Eventually the revolution moves on without us, slamming the doors hard enough to make them swing open again, and switching the light off, because that kind of thing will never make you look immature and/or helpless. Prof K. calmly switches the lights back on and closes the doors, steps back to the lectern and studies our faces. And then the astonishing happens.
"You know," says he, "if you want to join the demonstration, feel free to do so. While I don't think the means chosen are appropriate, I do support the cause, so I certainly won't hold it against you if you leave. You'll have noticed that I didn't pass the attendance list around today, because I don't want anyone to have a disadvantage because they demonstrated. So if you want to get up and leave now, that's fine. I just have to do this class because otherwise I'll get into trouble with the dean and the rector, but I'll only do half the class anyway so you can also try and catch up with the demonstration later."
We are pretty much dumbfonded, because that's about the last thing we would've expected Prof K. to say; and his speech has the (I assume, gratifying) effect that some people applaud, and nobody leaves, even though this is a chance to skip English Syntax with impunity and let's face it, Syntax isn't that exciting.

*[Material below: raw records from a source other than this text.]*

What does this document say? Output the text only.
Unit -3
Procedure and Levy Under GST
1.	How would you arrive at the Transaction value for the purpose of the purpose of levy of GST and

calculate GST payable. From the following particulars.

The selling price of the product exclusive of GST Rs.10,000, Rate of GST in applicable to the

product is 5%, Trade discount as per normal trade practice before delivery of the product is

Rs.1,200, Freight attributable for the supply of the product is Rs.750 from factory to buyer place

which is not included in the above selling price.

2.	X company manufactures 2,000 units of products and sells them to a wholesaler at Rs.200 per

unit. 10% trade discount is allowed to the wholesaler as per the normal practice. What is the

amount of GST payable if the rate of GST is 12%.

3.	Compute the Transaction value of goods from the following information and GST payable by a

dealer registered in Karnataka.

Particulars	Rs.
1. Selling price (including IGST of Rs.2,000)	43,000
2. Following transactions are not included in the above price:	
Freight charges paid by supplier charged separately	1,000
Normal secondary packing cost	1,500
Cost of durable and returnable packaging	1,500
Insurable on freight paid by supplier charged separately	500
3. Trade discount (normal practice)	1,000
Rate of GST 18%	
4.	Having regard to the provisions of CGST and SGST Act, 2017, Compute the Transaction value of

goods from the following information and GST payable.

The lecture hall has speakers so emergency announcements can be made, and apparently the demonstrators went to the control room and try to deliver further speeches. They're doing something wrong, though, because for the most part we hear nothing and sometimes we hear very soft, half-muffled discussions and laughter, which overall gives the impression that they've confused the On- and the Off-switch. One of the students in our class asks whether one can switch the speakers off entirely, and searches for a bit, but doesn't find anything. (Which really rather makes sense if these speakers are also meant for emergency announcements, no?)
"Oh well," Prof K. says cheerfully, "can't stop the signal!"
And continues with Syntax.
I suspect Prof K. may secretly be a lot cooler than even I thought.